This paper presents the results of a study on information extraction from unrestricted Turkish
text using statistical language processing methods. In languages like English, there is a very
small number of possible word forms with a given root word. However, languages like Turkish
have very productive agglutinative morphology. Thus, it is an issue to build statistical models
for specific tasks using the surface forms of the words, mainly because of the data sparseness
problem.

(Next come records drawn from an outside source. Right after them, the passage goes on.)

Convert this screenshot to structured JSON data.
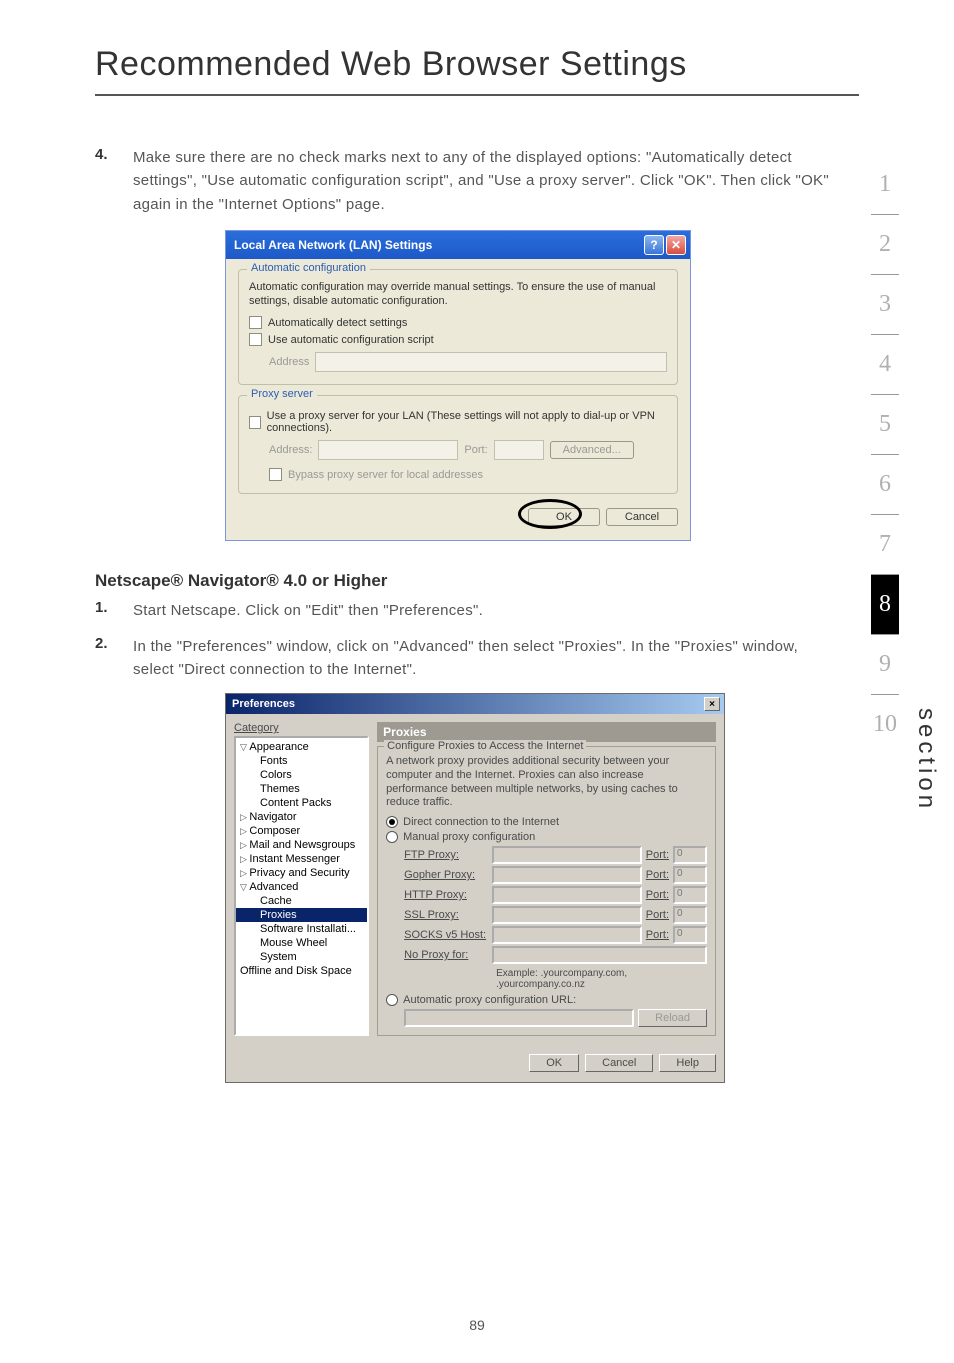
{
  "page": {
    "title": "Recommended Web Browser Settings",
    "number": "89",
    "section_label": "section"
  },
  "step4": {
    "num": "4.",
    "text": "Make sure there are no check marks next to any of the displayed options: \"Automatically detect settings\", \"Use automatic configuration script\", and \"Use a proxy server\". Click \"OK\". Then click \"OK\" again in the \"Internet Options\" page."
  },
  "lan": {
    "title": "Local Area Network (LAN) Settings",
    "group1": {
      "legend": "Automatic configuration",
      "desc": "Automatic configuration may override manual settings.  To ensure the use of manual settings, disable automatic configuration.",
      "chk1": "Automatically detect settings",
      "chk2": "Use automatic configuration script",
      "addr_label": "Address"
    },
    "group2": {
      "legend": "Proxy server",
      "chk": "Use a proxy server for your LAN (These settings will not apply to dial-up or VPN connections).",
      "addr_label": "Address:",
      "port_label": "Port:",
      "advanced": "Advanced...",
      "bypass": "Bypass proxy server for local addresses"
    },
    "ok": "OK",
    "cancel": "Cancel"
  },
  "netscape": {
    "heading": "Netscape® Navigator® 4.0 or Higher",
    "step1": {
      "num": "1.",
      "text": "Start Netscape. Click on \"Edit\" then \"Preferences\"."
    },
    "step2": {
      "num": "2.",
      "text": "In the \"Preferences\" window, click on \"Advanced\" then select \"Proxies\". In the \"Proxies\" window, select \"Direct connection to the Internet\"."
    }
  },
  "prefs": {
    "title": "Preferences",
    "category_label": "Category",
    "tree": {
      "appearance": "Appearance",
      "fonts": "Fonts",
      "colors": "Colors",
      "themes": "Themes",
      "content_packs": "Content Packs",
      "navigator": "Navigator",
      "composer": "Composer",
      "mail": "Mail and Newsgroups",
      "im": "Instant Messenger",
      "privacy": "Privacy and Security",
      "advanced": "Advanced",
      "cache": "Cache",
      "proxies": "Proxies",
      "software": "Software Installati...",
      "mouse": "Mouse Wheel",
      "system": "System",
      "offline": "Offline and Disk Space"
    },
    "panel": {
      "title": "Proxies",
      "legend": "Configure Proxies to Access the Internet",
      "desc": "A network proxy provides additional security between your computer and the Internet. Proxies can also increase performance between multiple networks, by using caches to reduce traffic.",
      "radio_direct": "Direct connection to the Internet",
      "radio_manual": "Manual proxy configuration",
      "ftp": "FTP Proxy:",
      "gopher": "Gopher Proxy:",
      "http": "HTTP Proxy:",
      "ssl": "SSL Proxy:",
      "socks": "SOCKS v5 Host:",
      "noproxy": "No Proxy for:",
      "port": "Port:",
      "port_val": "0",
      "example": "Example: .yourcompany.com, .yourcompany.co.nz",
      "radio_auto": "Automatic proxy configuration URL:",
      "reload": "Reload"
    },
    "ok": "OK",
    "cancel": "Cancel",
    "help": "Help"
  },
  "nav": {
    "items": [
      "1",
      "2",
      "3",
      "4",
      "5",
      "6",
      "7",
      "8",
      "9",
      "10"
    ],
    "active_index": 7
  }
}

In order to alleviate this problem, we used additional syntactic information, i.e. the
morphological structure of the words. We have successfully applied statistical methods using
both the lexical and morphological information to sentence segmentation, topic segmentation,
and name tagging tasks. For sentence segmentation, we have modeled the final inflectional
groups of the words and combined it with the lexical model, and decreased the error rate
to 4.34%, which is 21% better than the result obtained using only the surface forms of the
words. For topic segmentation, stems of the words (especially nouns) have been found to
be more effective than using the surface forms of the words and we have achieved 10.90%
segmentation error rate on our test set according to the weighted TDT-2 segmentation cost
metric. This is 32% better than the word-based baseline model. For name tagging, we used
four different information sources to model names. Our first information source is based on the
surface forms of the words. Then we combined the contextual cues with the lexical model, and
obtained some improvement. After this, we modeled the morphological analyses of the words, and finally we modeled the tag sequence, and reached an F-Measure of 91.56%, according
to the MUC evaluation criteria. Our results are important in the sense that, using linguistic
information, i.e. morphological analyses of the words, and a corpus large enough to train a statistical model significantly improves these basic information extraction tasks for Turkish.